Graupel might have hit you in the face Saturday, and you didn’t even know it.
It would have felt like sleet or hail, but it was their close relative with a strange name — pronounced “GRAH-pull.”
National Weather Service meteorologist Ben Deubelbeiss confirmed Sunday that the snow pellets fell in areas of the North Side and north suburbs Saturday afternoon for about 30 minutes.
“It gets attention because it has a funny name,” Deubelbeiss said. “It’s just a term that a lot of folks haven’t heard before. We were getting a lot of questions on social media about it.”
Graupel occurs typically in the fall as the air begins to cool.
It’s basically a smaller, softer version of hail that forms in showers and storms that have lower altitudes than typical thunderstorms, Deubelbeiss said.

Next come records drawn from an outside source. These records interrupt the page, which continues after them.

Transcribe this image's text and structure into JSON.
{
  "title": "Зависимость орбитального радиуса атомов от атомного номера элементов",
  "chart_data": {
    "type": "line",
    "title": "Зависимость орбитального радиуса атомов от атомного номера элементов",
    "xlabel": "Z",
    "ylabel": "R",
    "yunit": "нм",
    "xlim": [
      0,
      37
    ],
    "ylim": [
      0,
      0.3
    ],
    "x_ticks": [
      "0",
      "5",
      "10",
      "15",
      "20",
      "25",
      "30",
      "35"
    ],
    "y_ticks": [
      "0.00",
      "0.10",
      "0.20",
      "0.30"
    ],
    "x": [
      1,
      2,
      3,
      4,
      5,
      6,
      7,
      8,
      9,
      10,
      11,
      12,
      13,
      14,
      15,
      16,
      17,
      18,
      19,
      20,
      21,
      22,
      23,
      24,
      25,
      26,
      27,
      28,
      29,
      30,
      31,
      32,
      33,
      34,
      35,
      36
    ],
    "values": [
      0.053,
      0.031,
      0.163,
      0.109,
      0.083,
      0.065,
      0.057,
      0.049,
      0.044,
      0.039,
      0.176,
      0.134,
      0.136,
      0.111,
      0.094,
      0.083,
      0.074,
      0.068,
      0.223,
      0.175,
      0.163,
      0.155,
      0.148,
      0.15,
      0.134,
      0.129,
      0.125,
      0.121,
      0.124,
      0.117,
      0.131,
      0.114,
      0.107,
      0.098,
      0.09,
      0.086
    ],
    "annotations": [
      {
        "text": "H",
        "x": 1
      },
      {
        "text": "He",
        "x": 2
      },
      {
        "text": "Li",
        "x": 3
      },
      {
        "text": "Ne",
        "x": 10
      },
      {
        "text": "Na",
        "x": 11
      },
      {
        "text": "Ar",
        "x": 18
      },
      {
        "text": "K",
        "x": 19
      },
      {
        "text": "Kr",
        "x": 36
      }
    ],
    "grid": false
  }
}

Both icy forms of precipitation freeze as droplets of water are carried skyward by updrafts.
Not to be confused with sleet, which forms when snow flakes aloft fall into a warm layer of air and melt, then fall into colder air and refreeze into ice.
Could someone standing at Pulaski Road and Peterson Avenue tell the difference between hail and graupel and sleet while getting pelted in the face by the stuff?
“Probably not,” Deubelbeiss said.
“Unless it was big hail. That would hurt,” he said.